Should you give up gluten?
In a nutshell, no — unless you are diagnosed with a sensitivity or intolerance to gluten, which is known as celiac disease.
For a bit of background, gluten is a class of proteins that are often found in wheat and other related grains including (but not limited to) barley, rye, spelt and kamut, explains Toronto-based registered dietitian Nicole Yuen. Celiac disease is an autoimmune disorder that is caused by eating foods that contain gluten, which leads to damaging the lining of the small intestine (e.g. the villi), preventing the absorption of nutrients.
“For most healthy individuals, there is no added benefit to choosing a gluten-free diet,” says Yuen. “In fact, those who do eliminate gluten may also be eliminating essential vitamins and minerals by removing certain foods fromtheir daily diet. This can lead to vitamin and mineral deficiencies, risk of deficiency-related diseases, and inadequacy in meeting macro nutrient requirements,” she says.
Naturopathic doctor Jennifer Baer, who herself is sensitive to gluten and follow a gluten-free diet, agrees. “Gluten is not an item the general public needs to avoid,” she says, adding however that it would probably serve us all to consume less flour-based products and opt for the grain itself more often.
But one reason the Toronto-based ND points to as the reason going gluten-free is much more common is due to the fact gluten is so prominent in our diets, which has lead to many of us developing sensivities. “Others have theorized that the way we process our grains is different and/or that hybridization of crops may have increased the amount of gluten found in some grains or flour products,” adds Baer.
What to do if you’re concerned about gluten
Both experts agree that if you have a suspicion that gluten is affecting you negatively, you should go get tested. See your doctor to discuss your concerns and they may recommend getting tested. Note that you should not stop consuming gluten leading up to seeing your doctor or being tested as this will affect the results of the test
Will giving up gluten in your diet help you lose weight?
If you’re thinking giving up gluten is what’s going to get you into that body-con dress you’ve got in your closet, you should find another plan for dropping some pounds.
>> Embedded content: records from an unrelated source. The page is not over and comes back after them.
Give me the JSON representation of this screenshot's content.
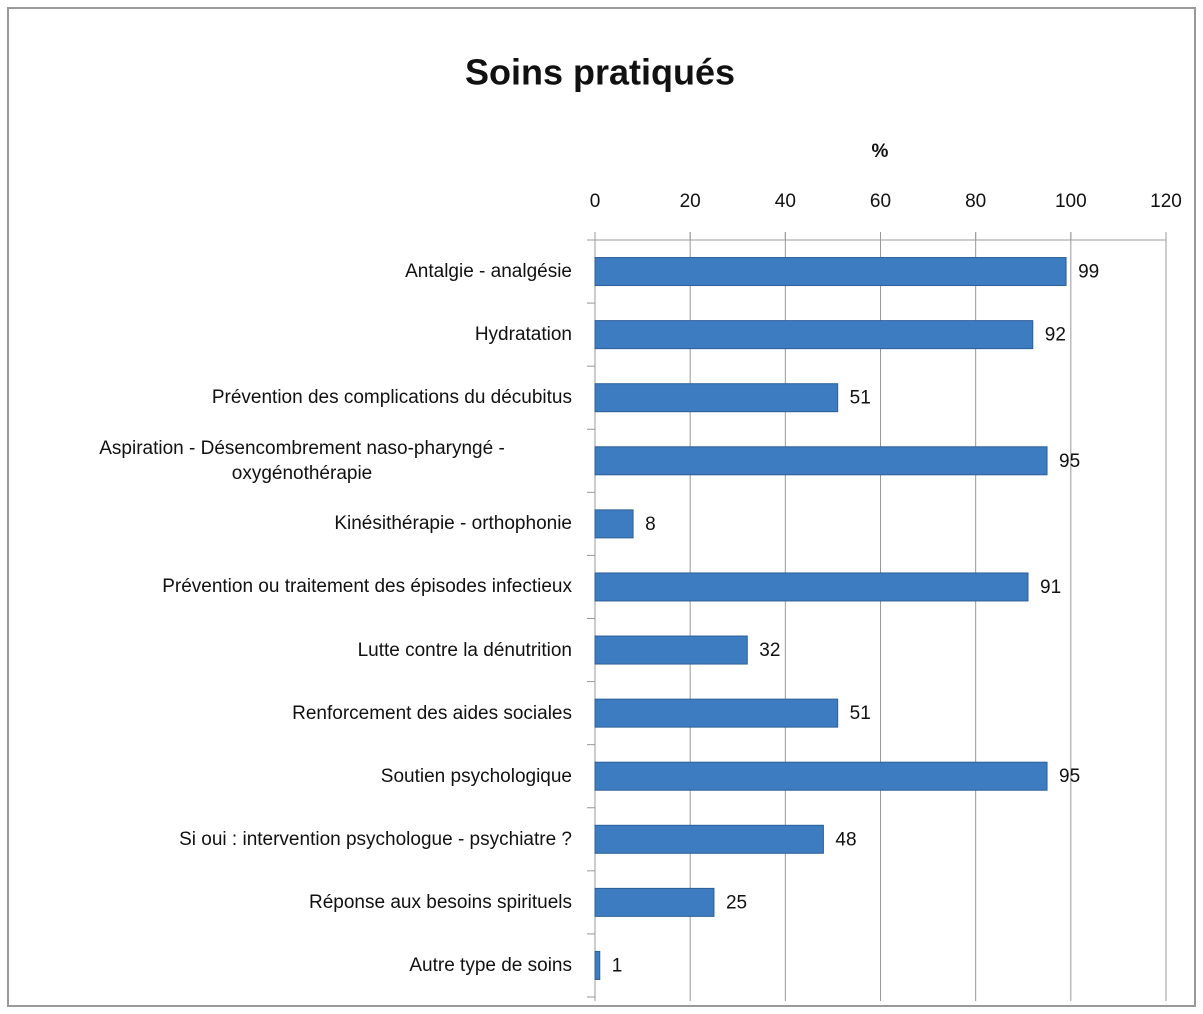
{
  "chart_data": {
    "type": "bar",
    "orientation": "horizontal",
    "title": "Soins pratiqués",
    "x_label": "%",
    "categories": [
      "Antalgie - analgésie",
      "Hydratation",
      "Prévention des complications du décubitus",
      "Aspiration - Désencombrement naso-pharyngé - oxygénothérapie",
      "Kinésithérapie - orthophonie",
      "Prévention ou traitement des épisodes infectieux",
      "Lutte contre la dénutrition",
      "Renforcement des aides sociales",
      "Soutien psychologique",
      "Si oui : intervention psychologue - psychiatre ?",
      "Réponse aux besoins spirituels",
      "Autre type de soins"
    ],
    "values": [
      99,
      92,
      51,
      95,
      8,
      91,
      32,
      51,
      95,
      48,
      25,
      1
    ],
    "color": "#3e7cc1",
    "xlim": [
      0,
      120
    ],
    "xticks": [
      0,
      20,
      40,
      60,
      80,
      100,
      120
    ],
    "grid": true
  }
}
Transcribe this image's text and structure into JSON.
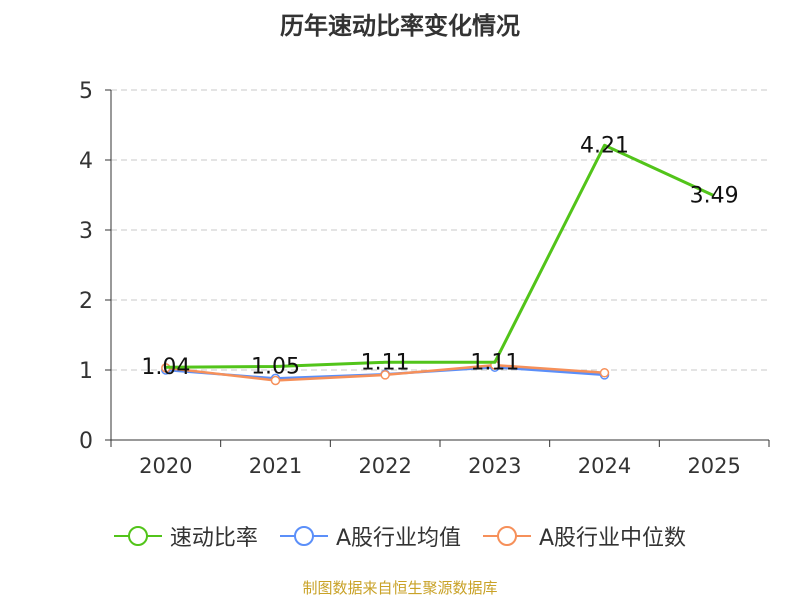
{
  "chart_data": {
    "type": "line",
    "title": "历年速动比率变化情况",
    "categories": [
      "2020",
      "2021",
      "2022",
      "2023",
      "2024",
      "2025"
    ],
    "ylim": [
      0,
      5
    ],
    "yticks": [
      0,
      1,
      2,
      3,
      4,
      5
    ],
    "grid": true,
    "legend_position": "bottom",
    "series": [
      {
        "name": "速动比率",
        "color": "#52c41a",
        "values": [
          1.04,
          1.05,
          1.11,
          1.11,
          4.21,
          3.49
        ],
        "show_labels": true,
        "show_markers": false
      },
      {
        "name": "A股行业均值",
        "color": "#5b8ff9",
        "values": [
          1.0,
          0.88,
          0.94,
          1.04,
          0.93,
          null
        ],
        "show_labels": false,
        "show_markers": true
      },
      {
        "name": "A股行业中位数",
        "color": "#f6905a",
        "values": [
          1.03,
          0.85,
          0.93,
          1.07,
          0.96,
          null
        ],
        "show_labels": false,
        "show_markers": true
      }
    ],
    "data_labels": [
      "1.04",
      "1.05",
      "1.11",
      "1.11",
      "4.21",
      "3.49"
    ]
  },
  "footer": {
    "source": "制图数据来自恒生聚源数据库"
  }
}
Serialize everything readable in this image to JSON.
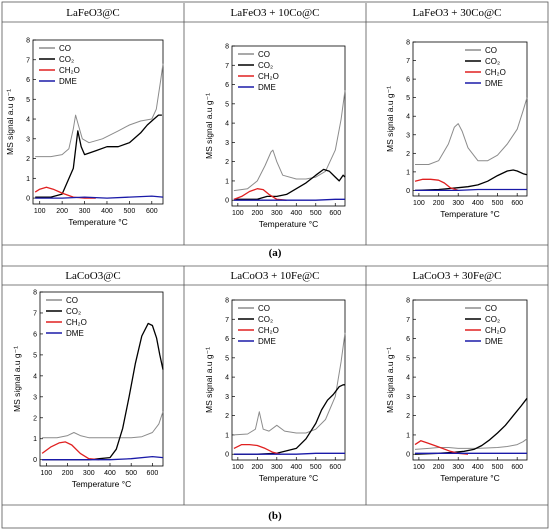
{
  "figure": {
    "row_labels": [
      "(a)",
      "(b)"
    ]
  },
  "chart_data": [
    {
      "type": "line",
      "title": "LaFeO3@C",
      "xlabel": "Temperature °C",
      "ylabel": "MS signal a.u g⁻¹",
      "xlim": [
        70,
        650
      ],
      "ylim": [
        -0.3,
        8
      ],
      "xticks": [
        100,
        200,
        300,
        400,
        500,
        600
      ],
      "yticks": [
        0,
        1,
        2,
        3,
        4,
        5,
        6,
        7,
        8
      ],
      "legend": "top-left",
      "series": [
        {
          "name": "CO",
          "color": "#8c8c8c",
          "x": [
            80,
            150,
            200,
            230,
            250,
            260,
            270,
            290,
            320,
            380,
            450,
            500,
            550,
            600,
            620,
            640,
            650
          ],
          "y": [
            2.1,
            2.1,
            2.2,
            2.5,
            3.5,
            4.2,
            3.8,
            3.0,
            2.8,
            3.0,
            3.4,
            3.7,
            3.9,
            4.0,
            4.5,
            6.0,
            6.8
          ]
        },
        {
          "name": "CO₂",
          "color": "#000000",
          "x": [
            80,
            150,
            200,
            250,
            270,
            285,
            300,
            350,
            400,
            450,
            500,
            550,
            580,
            610,
            630,
            645
          ],
          "y": [
            0.05,
            0.05,
            0.2,
            1.5,
            3.4,
            2.6,
            2.2,
            2.4,
            2.6,
            2.6,
            2.8,
            3.3,
            3.7,
            4.0,
            4.2,
            4.2
          ]
        },
        {
          "name": "CH₂O",
          "color": "#e02020",
          "x": [
            80,
            100,
            130,
            160,
            200,
            250,
            300,
            350
          ],
          "y": [
            0.3,
            0.45,
            0.55,
            0.45,
            0.25,
            0.05,
            0.0,
            0.0
          ]
        },
        {
          "name": "DME",
          "color": "#1a1aa8",
          "x": [
            80,
            200,
            300,
            400,
            500,
            600,
            650
          ],
          "y": [
            0.0,
            0.0,
            0.05,
            0.0,
            0.05,
            0.1,
            0.05
          ]
        }
      ]
    },
    {
      "type": "line",
      "title": "LaFeO3 + 10Co@C",
      "xlabel": "Temperature °C",
      "ylabel": "MS signal a.u g⁻¹",
      "xlim": [
        70,
        650
      ],
      "ylim": [
        -0.3,
        8
      ],
      "xticks": [
        100,
        200,
        300,
        400,
        500,
        600
      ],
      "yticks": [
        0,
        1,
        2,
        3,
        4,
        5,
        6,
        7,
        8
      ],
      "legend": "top-left",
      "series": [
        {
          "name": "CO",
          "color": "#8c8c8c",
          "x": [
            80,
            150,
            200,
            240,
            270,
            280,
            300,
            330,
            400,
            450,
            500,
            550,
            600,
            630,
            650
          ],
          "y": [
            0.5,
            0.6,
            1.0,
            1.8,
            2.5,
            2.6,
            2.0,
            1.3,
            1.1,
            1.1,
            1.2,
            1.5,
            2.6,
            4.2,
            5.7
          ]
        },
        {
          "name": "CO₂",
          "color": "#000000",
          "x": [
            80,
            150,
            200,
            250,
            300,
            350,
            400,
            450,
            500,
            540,
            570,
            600,
            620,
            640,
            650
          ],
          "y": [
            0.05,
            0.05,
            0.05,
            0.2,
            0.2,
            0.3,
            0.6,
            0.9,
            1.3,
            1.6,
            1.5,
            1.2,
            1.0,
            1.3,
            1.2
          ]
        },
        {
          "name": "CH₂O",
          "color": "#e02020",
          "x": [
            80,
            120,
            160,
            200,
            230,
            260,
            300,
            350
          ],
          "y": [
            0.05,
            0.2,
            0.45,
            0.6,
            0.55,
            0.3,
            0.05,
            0.0
          ]
        },
        {
          "name": "DME",
          "color": "#1a1aa8",
          "x": [
            80,
            200,
            300,
            400,
            500,
            600,
            650
          ],
          "y": [
            0.0,
            0.0,
            0.0,
            0.0,
            0.0,
            0.05,
            0.05
          ]
        }
      ]
    },
    {
      "type": "line",
      "title": "LaFeO3 + 30Co@C",
      "xlabel": "Temperature °C",
      "ylabel": "MS signal a.u g⁻¹",
      "xlim": [
        70,
        650
      ],
      "ylim": [
        -0.3,
        8
      ],
      "xticks": [
        100,
        200,
        300,
        400,
        500,
        600
      ],
      "yticks": [
        0,
        1,
        2,
        3,
        4,
        5,
        6,
        7,
        8
      ],
      "legend": "top-right",
      "series": [
        {
          "name": "CO",
          "color": "#8c8c8c",
          "x": [
            80,
            150,
            200,
            250,
            280,
            300,
            320,
            350,
            400,
            450,
            500,
            550,
            600,
            630,
            650
          ],
          "y": [
            1.4,
            1.4,
            1.6,
            2.5,
            3.4,
            3.6,
            3.2,
            2.3,
            1.6,
            1.6,
            1.9,
            2.5,
            3.3,
            4.3,
            5.0
          ]
        },
        {
          "name": "CO₂",
          "color": "#000000",
          "x": [
            80,
            200,
            250,
            300,
            350,
            400,
            450,
            500,
            550,
            580,
            600,
            630,
            650
          ],
          "y": [
            0.0,
            0.05,
            0.1,
            0.15,
            0.2,
            0.3,
            0.5,
            0.8,
            1.05,
            1.1,
            1.05,
            0.9,
            0.85
          ]
        },
        {
          "name": "CH₂O",
          "color": "#e02020",
          "x": [
            80,
            120,
            160,
            200,
            230,
            260,
            300
          ],
          "y": [
            0.5,
            0.6,
            0.6,
            0.55,
            0.4,
            0.15,
            0.0
          ]
        },
        {
          "name": "DME",
          "color": "#1a1aa8",
          "x": [
            80,
            200,
            300,
            400,
            500,
            600,
            650
          ],
          "y": [
            0.0,
            0.0,
            0.0,
            0.05,
            0.05,
            0.05,
            0.05
          ]
        }
      ]
    },
    {
      "type": "line",
      "title": "LaCoO3@C",
      "xlabel": "Temperature °C",
      "ylabel": "MS signal a.u g⁻¹",
      "xlim": [
        70,
        650
      ],
      "ylim": [
        -0.3,
        8
      ],
      "xticks": [
        100,
        200,
        300,
        400,
        500,
        600
      ],
      "yticks": [
        0,
        1,
        2,
        3,
        4,
        5,
        6,
        7,
        8
      ],
      "legend": "top-left",
      "series": [
        {
          "name": "CO",
          "color": "#8c8c8c",
          "x": [
            80,
            150,
            200,
            230,
            260,
            300,
            400,
            500,
            550,
            600,
            630,
            650
          ],
          "y": [
            1.05,
            1.05,
            1.15,
            1.3,
            1.15,
            1.05,
            1.05,
            1.05,
            1.1,
            1.3,
            1.7,
            2.3
          ]
        },
        {
          "name": "CO₂",
          "color": "#000000",
          "x": [
            80,
            200,
            300,
            400,
            430,
            460,
            490,
            520,
            550,
            580,
            600,
            620,
            635,
            650
          ],
          "y": [
            0.0,
            0.0,
            0.0,
            0.1,
            0.5,
            1.5,
            3.0,
            4.6,
            5.9,
            6.5,
            6.4,
            5.8,
            5.0,
            4.3
          ]
        },
        {
          "name": "CH₂O",
          "color": "#e02020",
          "x": [
            80,
            120,
            160,
            190,
            220,
            260,
            300,
            350
          ],
          "y": [
            0.3,
            0.6,
            0.8,
            0.85,
            0.7,
            0.3,
            0.05,
            0.0
          ]
        },
        {
          "name": "DME",
          "color": "#1a1aa8",
          "x": [
            80,
            200,
            300,
            400,
            500,
            600,
            650
          ],
          "y": [
            0.0,
            0.0,
            0.0,
            0.0,
            0.05,
            0.15,
            0.1
          ]
        }
      ]
    },
    {
      "type": "line",
      "title": "LaCoO3 + 10Fe@C",
      "xlabel": "Temperature °C",
      "ylabel": "MS signal a.u g⁻¹",
      "xlim": [
        70,
        650
      ],
      "ylim": [
        -0.3,
        8
      ],
      "xticks": [
        100,
        200,
        300,
        400,
        500,
        600
      ],
      "yticks": [
        0,
        1,
        2,
        3,
        4,
        5,
        6,
        7,
        8
      ],
      "legend": "top-left",
      "series": [
        {
          "name": "CO",
          "color": "#8c8c8c",
          "x": [
            80,
            150,
            190,
            210,
            230,
            260,
            300,
            340,
            400,
            450,
            500,
            550,
            600,
            630,
            650
          ],
          "y": [
            1.0,
            1.05,
            1.3,
            2.2,
            1.3,
            1.2,
            1.5,
            1.2,
            1.1,
            1.1,
            1.3,
            1.8,
            3.0,
            4.8,
            6.3
          ]
        },
        {
          "name": "CO₂",
          "color": "#000000",
          "x": [
            80,
            200,
            300,
            400,
            450,
            500,
            530,
            560,
            590,
            620,
            640,
            650
          ],
          "y": [
            0.0,
            0.0,
            0.05,
            0.3,
            0.8,
            1.6,
            2.3,
            2.8,
            3.1,
            3.5,
            3.6,
            3.6
          ]
        },
        {
          "name": "CH₂O",
          "color": "#e02020",
          "x": [
            80,
            120,
            160,
            200,
            240,
            280,
            320
          ],
          "y": [
            0.3,
            0.5,
            0.5,
            0.45,
            0.3,
            0.1,
            0.0
          ]
        },
        {
          "name": "DME",
          "color": "#1a1aa8",
          "x": [
            80,
            200,
            300,
            400,
            500,
            600,
            650
          ],
          "y": [
            0.0,
            0.0,
            0.0,
            0.0,
            0.05,
            0.05,
            0.05
          ]
        }
      ]
    },
    {
      "type": "line",
      "title": "LaCoO3 + 30Fe@C",
      "xlabel": "Temperature °C",
      "ylabel": "MS signal a.u g⁻¹",
      "xlim": [
        70,
        650
      ],
      "ylim": [
        -0.3,
        8
      ],
      "xticks": [
        100,
        200,
        300,
        400,
        500,
        600
      ],
      "yticks": [
        0,
        1,
        2,
        3,
        4,
        5,
        6,
        7,
        8
      ],
      "legend": "top-right",
      "series": [
        {
          "name": "CO",
          "color": "#8c8c8c",
          "x": [
            80,
            150,
            200,
            250,
            300,
            400,
            500,
            550,
            600,
            630,
            650
          ],
          "y": [
            0.25,
            0.3,
            0.35,
            0.35,
            0.3,
            0.3,
            0.35,
            0.4,
            0.5,
            0.65,
            0.8
          ]
        },
        {
          "name": "CO₂",
          "color": "#000000",
          "x": [
            80,
            200,
            280,
            330,
            380,
            420,
            460,
            500,
            540,
            580,
            620,
            650
          ],
          "y": [
            0.0,
            0.05,
            0.1,
            0.15,
            0.25,
            0.45,
            0.75,
            1.1,
            1.5,
            2.0,
            2.5,
            2.9
          ]
        },
        {
          "name": "CH₂O",
          "color": "#e02020",
          "x": [
            80,
            110,
            140,
            180,
            220,
            260,
            300,
            350
          ],
          "y": [
            0.5,
            0.7,
            0.6,
            0.45,
            0.3,
            0.15,
            0.05,
            0.0
          ]
        },
        {
          "name": "DME",
          "color": "#1a1aa8",
          "x": [
            80,
            200,
            300,
            400,
            500,
            600,
            650
          ],
          "y": [
            0.05,
            0.05,
            0.05,
            0.05,
            0.05,
            0.05,
            0.05
          ]
        }
      ]
    }
  ]
}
Both Yuen and Baer are against using a gluten-free diet as a method of losing weight. “Gluten has nothing to do with weight loss,” says Baer. What she does propose is choosing whole grains over flour is a healthier choice (due to the fibre and nutrient content, avoidance of a possible allergen and source of inflammation)–”this will likely mean seeing a positive result on the scale,” she says. However, if people simply replace flour foods with gluten-free versions of these products, they are unlikely to see any difference, says Baer. “In fact, many of the gluten-free products on the market are high glycemic index (which means they rapidly elevate blood sugar levels) and are higher in calories and/or sugar. Just because something is gluten-free does not mean that it is healthy,” she says.
Yuen does concede that one benefit that sometimes comes with adopting a gluten-free diet is that people become more aware of what they are eating—”People become more conscious of what they’re consuming. They’ll choose more fruits and vegetables, watch what they eat at restaurants, consume smaller portions of foods, and limit junk foods such as cookies and cakes,” she says. “However, you do not need to go gluten free in order to be mindful of consuming healthy foods.” And, adds Yuen, there is no scientific evidence or studies that demonstrate that a gluten-free diet leads to weight loss.